Social science experts, according to Sowell, are the modern, secular equivalents of a priestly class, but with this difference: Social scientists, riding on the prestige of the physical (or “hard”) sciences, claim to render objective judgments, free from personal bias or values, about what will promote the good of society or, sometimes, humanity as a whole. Intellectuals who associate with governments typically pride themselves on their objectivity, especially when opposing what they characterize as special interest groups. But such intellectuals have merely hidden their personal values under the mantle of science; in truth, they are just another special interest group with a political agenda.

The late Robert Nisbet (a prominent American sociologist who, though usually called a “conservative,” had strong libertarian tendencies) had some rather harsh things to say about his colleagues who disguised their political values as objective science, and who sought to ensconce themselves in positions of power.

In 1982, Nisbet published a terse commentary (in his book Prejudices) on the social sciences and their role in modern American society. Economics, long considered the most successful of the social sciences, was raised to a near-​aristocratic level in the late 1930s, owing to the tremendous influence of John Maynard Keynes. It was in the 1950s, however, when economics achieved the prestigious reputation of an exact mathematical science, that the services of professional economists were eagerly sought by politicians.

By the late 1950s social sciences other than economics also enjoyed tremendous prestige, and money rolled in from both governmental and private sources (such as the Ford Foundation) with billions in assets.

Other foundations rallied, and by the middle of the 1950s, it was a rare social scientist of quality who did not have the perquisites of status that physical scientists had known from the beginning of World War II. Research institutes mushroomed in the social sciences; offices became ever more luxurious, their occupants ever more engaged in research, consultation, government advising, travel from conference to conference all over the world-​-​in just about everything but the teaching of undergraduates, a responsibility increasingly turned over to graduate students and technicians.

The prestige of some social sciences began to decline precipitously in the 1960s, reaching a low point in the following decade.

By 1970, what a sociologist, political scientist, social psychologist, or anthropologist said on any subject whatever was, for the American people generally, a matter of no consequence. The credibility they had enjoyed for nearly two decades after World War II was in tatters, their numbers depleted, and their capital assets nearly gone. Now that economics has joined them, the drama is over, the rise and fall of the social sciences complete.

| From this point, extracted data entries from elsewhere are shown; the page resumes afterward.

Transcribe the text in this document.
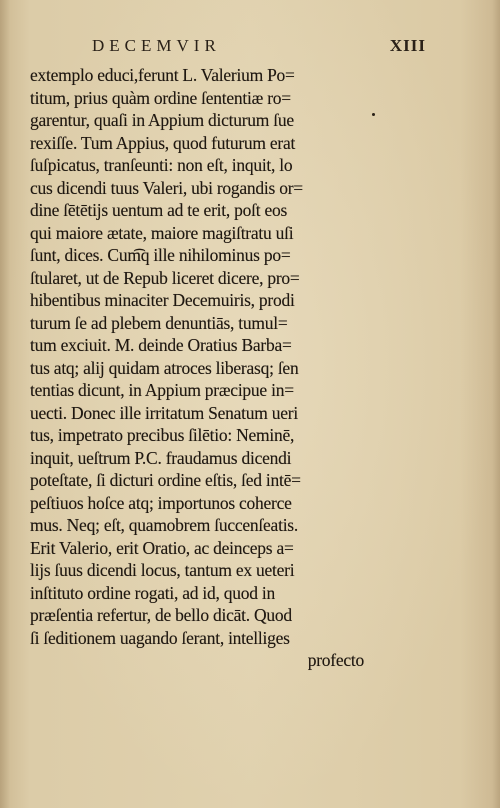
DECEMVIR	XIII
extemplo educi,ferunt L. Valerium Po=
titum, prius quàm ordine ſententiæ ro=
garentur, quaſi in Appium dicturum ſue
rexiſſe. Tum Appius, quod futurum erat
ſuſpicatus, tranſeunti: non eſt, inquit, lo
cus dicendi tuus Valeri, ubi rogandis or=
dine ſētētijs uentum ad te erit, poſt eos
qui maiore ætate, maiore magiſtratu uſi
ſunt, dices. Cum͡q ille nihilominus po=
ſtularet, ut de Repub liceret dicere, pro=
hibentibus minaciter Decemuiris, prodi
turum ſe ad plebem denuntiās, tumul=
tum exciuit. M. deinde Oratius Barba=
tus atq; alij quidam atroces liberasq; ſen
tentias dicunt, in Appium præcipue in=
uecti. Donec ille irritatum Senatum ueri
tus, impetrato precibus ſilētio: Neminē,
inquit, ueſtrum P.C. fraudamus dicendi
poteſtate, ſi dicturi ordine eſtis, ſed intē=
peſtiuos hoſce atq; importunos coherce
mus. Neq; eſt, quamobrem ſuccenſeatis.
Erit Valerio, erit Oratio, ac deinceps a=
lijs ſuus dicendi locus, tantum ex ueteri
inſtituto ordine rogati, ad id, quod in
præſentia refertur, de bello dicāt. Quod
ſi ſeditionem uagando ſerant, intelliges
profecto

Why had the public prestige of the social sciences suffered a dramatic setback by 1982, the year Nisbet published his comments? Social scientists, Nisbet points out, typically gave three standard-​-​and self-​serving-​-​reasons.

First, social scientists complained of insufficient funds. To this Nisbet replies that abundant funds have never been a condition of progress throughout the history of the physical sciences.

Second, we were told that the social sciences, unlike the physical sciences, are still in their infancy, so we must forgive their many mistakes. To this Nisbet retorts that the social sciences are not new at all, but originated (like the physical sciences) in ancient Greece.

Third, social scientists typically excused their blunders by pointing to the complexity of social data. To this Nisbet points out that that physical scientists also confront highly complex phenomena, but they have progressively succeeded in overcoming this obstacle.